After four months of classes, Hawa hadn't mastered the alphabet yet. Even now, when she leans forward and traces the ABCs in the sand, the lowercase A looks like a squashed gourd, the B, hardly recognizable.

But that doesn't matter.

Hawa knows she will write and read someday.

She just has to be patient.

Yayé had heard about the literacy classes also. They told him cell phones would not only help him learn how to read, but also let him check market prices for his peanuts and beans by sending a code to a computer system that automatically responds with up-to-date market prices.

But to do that, he'd have to learn how to read.

The more Yayé thought about the woman, the more it motivated him. Twice a week, as the sun was setting, he sat in the literacy class, and, for the first time in his life, he sounded out the ABCs in Zarma, the local language: "ah buh tchuh."

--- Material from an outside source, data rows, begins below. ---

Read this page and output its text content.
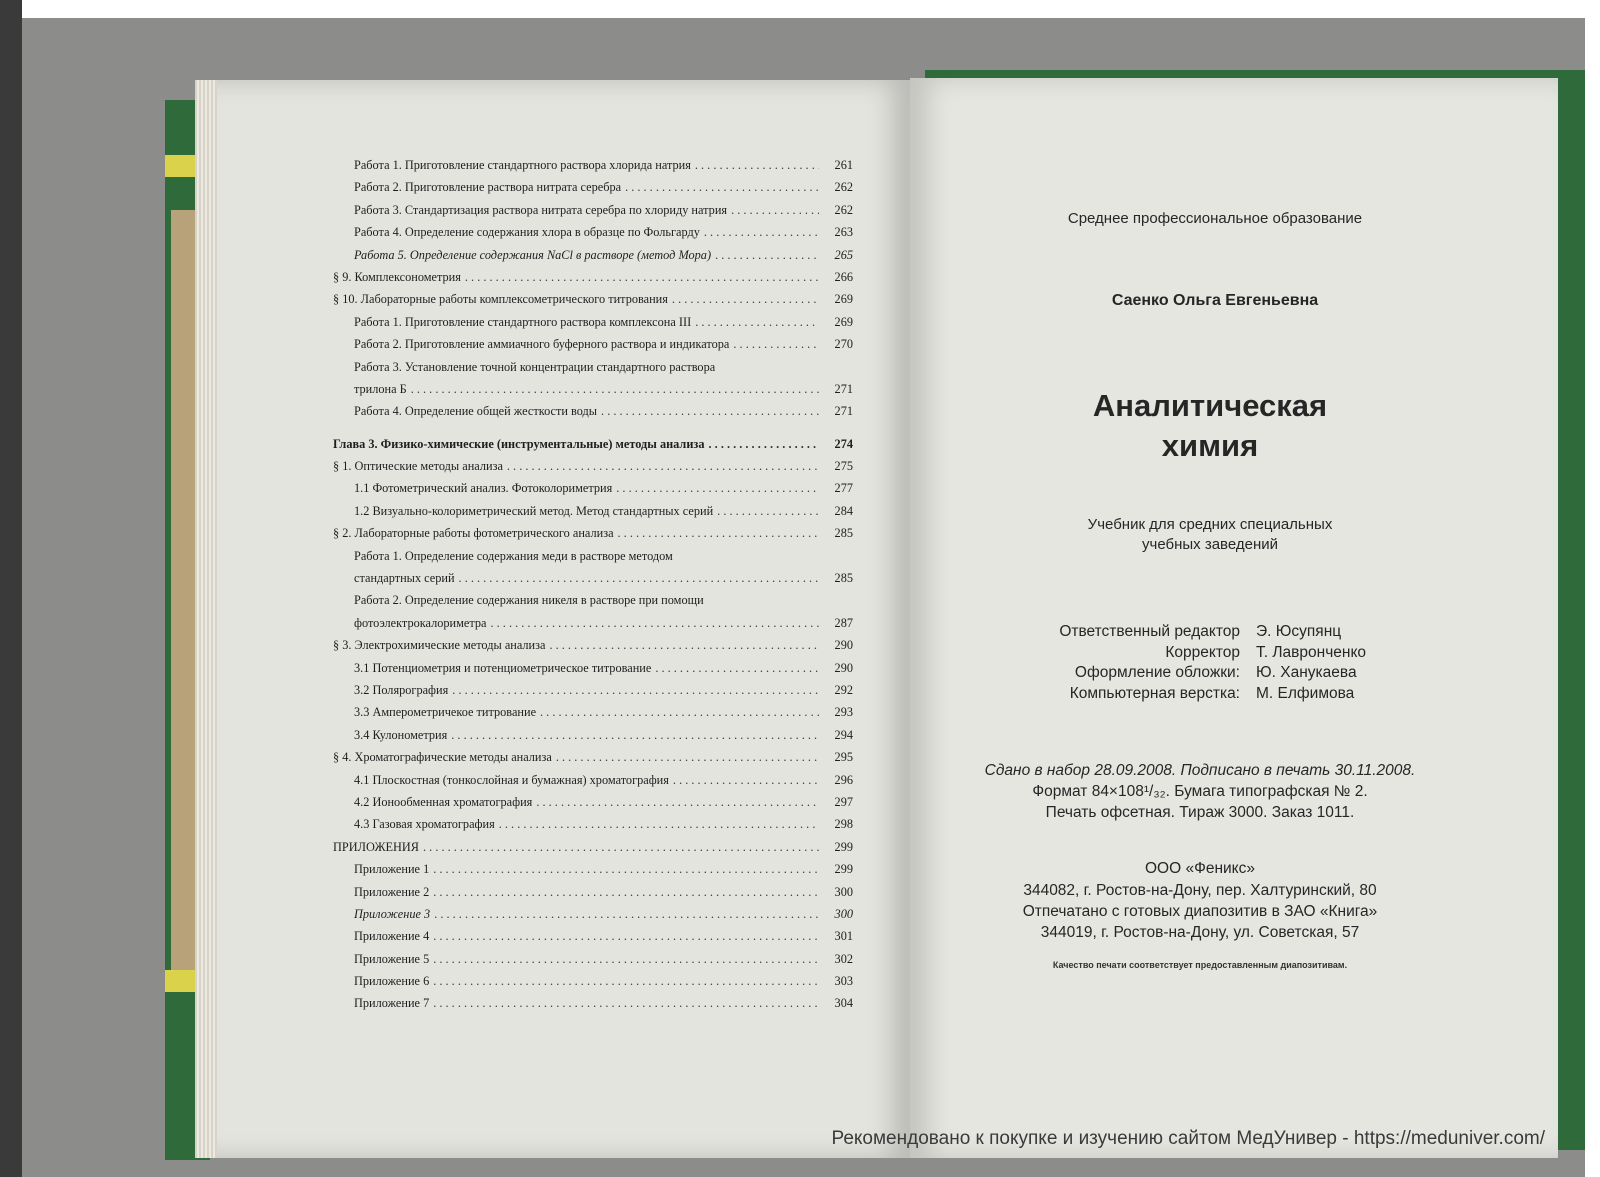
Работа 1. Приготовление стандартного раствора хлорида натрия . . .	261
Работа 2. Приготовление раствора нитрата серебра . . .	262
Работа 3. Стандартизация раствора нитрата серебра по хлориду натрия . . .	262
Работа 4. Определение содержания хлора в образце по Фольгарду . . .	263
Работа 5. Определение содержания NaCl в растворе (метод Мора) . . .	265
§ 9. Комплексонометрия . . .	266
§ 10. Лабораторные работы комплексометрического титрования . . .	269
Работа 1. Приготовление стандартного раствора комплексона III . . .	269
Работа 2. Приготовление аммиачного буферного раствора и индикатора . . .	270
Работа 3. Установление точной концентрации стандартного раствора
трилона Б . . .	271
Работа 4. Определение общей жесткости воды . . .	271
Глава 3. Физико-химические (инструментальные) методы анализа . . .	274
§ 1. Оптические методы анализа . . .	275
1.1 Фотометрический анализ. Фотоколориметрия . . .	277
1.2 Визуально-колориметрический метод. Метод стандартных серий . . .	284
§ 2. Лабораторные работы фотометрического анализа . . .	285
Работа 1. Определение содержания меди в растворе методом
стандартных серий . . .	285
Работа 2. Определение содержания никеля в растворе при помощи
фотоэлектрокалориметра . . .	287
§ 3. Электрохимические методы анализа . . .	290
3.1 Потенциометрия и потенциометрическое титрование . . .	290
3.2 Полярография . . .	292
3.3 Амперометричекое титрование . . .	293
3.4 Кулонометрия . . .	294
§ 4. Хроматографические методы анализа . . .	295
4.1 Плоскостная (тонкослойная и бумажная) хроматография . . .	296
4.2 Ионообменная хроматография . . .	297
4.3 Газовая хроматография . . .	298
ПРИЛОЖЕНИЯ . . .	299
Приложение 1 . . .	299
Приложение 2 . . .	300
Приложение 3 . . .	300
Приложение 4 . . .	301
Приложение 5 . . .	302
Приложение 6 . . .	303
Приложение 7 . . .	304
Среднее профессиональное образование
Саенко Ольга Евгеньевна
Аналитическая
химия
Учебник для средних специальных
учебных заведений
Ответственный редактор	Э. Юсупянц
Корректор	Т. Лавронченко
Оформление обложки:	Ю. Ханукаева
Компьютерная верстка:	М. Елфимова
Сдано в набор 28.09.2008. Подписано в печать 30.11.2008.
Формат 84×108¹/₃₂. Бумага типографская № 2.
Печать офсетная. Тираж 3000. Заказ 1011.
ООО «Феникс»
344082, г. Ростов-на-Дону, пер. Халтуринский, 80
Отпечатано с готовых диапозитив в ЗАО «Книга»
344019, г. Ростов-на-Дону, ул. Советская, 57
Качество печати соответствует предоставленным диапозитивам.
Рекомендовано к покупке и изучению сайтом МедУнивер - https://meduniver.com/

He knew that he wasn't going to learn to read during the four months of class. But time was of the essence. If he didn't propose to the woman, another bachelor might beat him to it. That's why every day in his field at 2 p.m., when the sun became too hot to work, he sat under a tree with his notebook and went over his lessons. In his millet field under the acacia tree, he memorized the alphabet and the sounds of the Zarma language.

Slowly, he could make out words. Then sentences. Soon he was reading long, detailed paragraphs.

Boon for Farmers

On a recent day, Yayé held his Nokia phone to the sky and, from memory, typed in a code asking a server in Niamey, the capital of Niger more than 100 miles away, for the price of beans.

Then he waited.

In a few seconds, an electronic buzz greeted Yayé . Beans were selling for $53 a bag in the market in Loga. In Dogondoutchi, they were $58. If he took his beans right now, he could make an extra $5. In less than a minute, he did what farmers here have never been able to do: compare prices at local markets.

Yayé's plan is to save up enough money to buy some goats. He'll fatten them up and sell them next year. With that, he'll make a few hundred dollars. If he falls a bit short of the $450, he knows he can borrow the rest. But the hard part is done, and the results are already thickening his wallet.

He never imagined that any of this could happen to him. The classes, the cell phone, the market data, the profits.

And next year, with any luck, it will allow him to marry the girl of his dreams.

Lane Hartill is the western and central Africa regional information officer for Catholic Relief Services. He is based in Dakar, Senegal.